Fourteen RCTs (n=2,864) were included.
Eleven of the 14 RCTs were double-blind, but only four concealed allocation. Six studies included intention-to-treat analyses. Four studies were funded by foundations or public sources and three were partially funded by pharmaceutical manufacturers. Scores for the internal validity assessment ranged from 14 (31%) to 38 (94%), with a mean of 24.4 (54%), out of a possible score of 45. Studies that had less potential for bias demonstrated a slightly greater drug effect than those with more potential, although the difference was not statistically significant. Trials with more potential for bias appeared to contain more error variance, but the pooled findings did not appear to be biased by the study methods.
Amiodarone reduced the incidence of AF by 51% in comparison with placebo (OR 0.49, 95% CI: 0.41, 0.59, p<0.001).

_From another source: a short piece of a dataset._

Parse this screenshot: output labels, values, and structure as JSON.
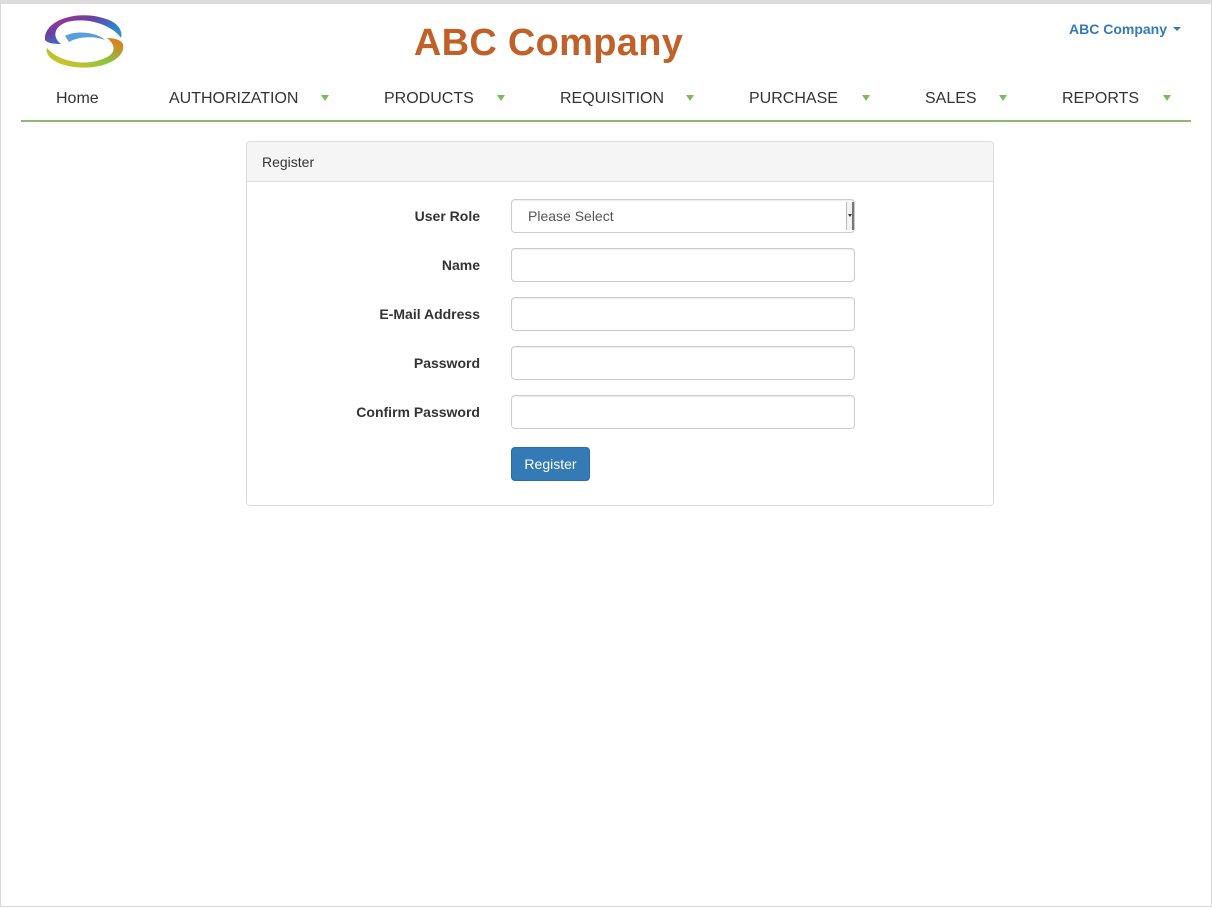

Differences in the odds of developing AF post-operatively were not statistically significant between the low-, medium- and high-dose groups: OR 0.58 (95% CI: 0.44, 0.77) for the low-dose group (<3,000 mg; 6 studies), 0.45 (95% CI: 0.30, 0.69) for the medium- dose group (3,000 to 5,000 mg; 4 studies) and 0.44 (95% CI: 0.33, 0.58) for the high-dose group (>5,000 mg; 4 trials).
Pre- versus post-operative initiation of amiodarone.
There were no significant differences in patients in whom amiodarone prophylaxis was initiated pre-operatively and continued post-operatively (6 studies) compared with those in whom amiodarone prophylaxis was initiated post-operatively (8 studies), OR 0.50 (95% CI: 0.39, 0.63) and OR 0.48 (95% CI: 0.37, 0.63), respectively (p=0.862).
Heterogeneity amongst all the included trials was not significant. The funnel plot showed no evidence of publication bias.